With the loan market booming, regulators, lenders, and investors have expressed concern that participants are cutting corners and ignoring risks.
"These deals are going to market faster, and investors are making a decision with less information," Mr. Szuch said. "This is not to say that the deals aren't good, but it's difficult to make a well-informed decision in 48 hours.
"You used to have three weeks to make a decision - and even that was flexible - but with the growth of the syndicated market, it's just not happening," he said.
Mr. Szuch said he anticipates "one celebrated failure" that will "pull everyone in" and cause investors and underwriters to take a step back. Although individual instances of default have recently popped up, "it's not enough," Mr. Szuch said.
Although agencies currently rate a relatively small portion of syndicated loans, their role could expand along with that market.
The agencies assess loans based on collateral valuation, simulated default scenarios, priorities claims, loss severity, and expected loss percentage.
The expected loss calculation is similar to what is used in the asset- backed world.

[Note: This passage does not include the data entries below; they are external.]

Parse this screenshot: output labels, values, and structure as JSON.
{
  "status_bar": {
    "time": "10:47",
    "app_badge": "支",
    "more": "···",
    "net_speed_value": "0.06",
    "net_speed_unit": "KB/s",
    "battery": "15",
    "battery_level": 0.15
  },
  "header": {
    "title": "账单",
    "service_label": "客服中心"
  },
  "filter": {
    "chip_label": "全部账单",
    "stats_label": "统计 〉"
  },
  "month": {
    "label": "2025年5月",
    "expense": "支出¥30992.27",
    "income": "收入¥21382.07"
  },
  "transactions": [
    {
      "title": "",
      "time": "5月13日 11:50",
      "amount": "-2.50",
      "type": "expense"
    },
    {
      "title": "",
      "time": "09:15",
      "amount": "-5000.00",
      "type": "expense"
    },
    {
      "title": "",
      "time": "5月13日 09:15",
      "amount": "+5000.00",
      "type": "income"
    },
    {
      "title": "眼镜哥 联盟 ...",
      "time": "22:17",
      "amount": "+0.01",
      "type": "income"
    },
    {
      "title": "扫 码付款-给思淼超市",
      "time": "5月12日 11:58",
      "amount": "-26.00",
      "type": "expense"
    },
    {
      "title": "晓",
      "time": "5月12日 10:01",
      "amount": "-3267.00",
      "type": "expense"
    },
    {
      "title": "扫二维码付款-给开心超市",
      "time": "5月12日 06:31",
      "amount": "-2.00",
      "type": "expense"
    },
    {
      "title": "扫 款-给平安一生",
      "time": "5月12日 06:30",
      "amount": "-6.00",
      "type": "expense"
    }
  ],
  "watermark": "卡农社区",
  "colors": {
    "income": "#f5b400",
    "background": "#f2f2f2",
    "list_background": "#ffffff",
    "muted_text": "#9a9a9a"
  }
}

Banks' views on the need for ratings depends in part on their own strategies in the market.
"Banks can play different roles, and their eagerness to obtain bank loan ratings that would expand the investor pool and push pricing down is going to be different as they view themselves as agents for the borrowers and as investors in bank loans," said Steve Bavaria, a director of new products at Standard & Poor's.
"This is a major psychological shift, and to the extent that they've made that jump, they're much more willing to use credit ratings and do whatever they can in structuring and selling the deal to expand the potential investor audience and get the customer the best terms," Mr. Bavaria said.
Those who heard Mr. Szuch's warnings agreed there is cause for concern.
George Lula, a syndicated lender at PNC Capital Market, said he sees the decline in underwriting standards, increased leverage, reduced covenants, and reduced pricing spreads that Mr. Szuch discussed.
"That's an alarm that should be heeded at this juncture," Mr. Lula said.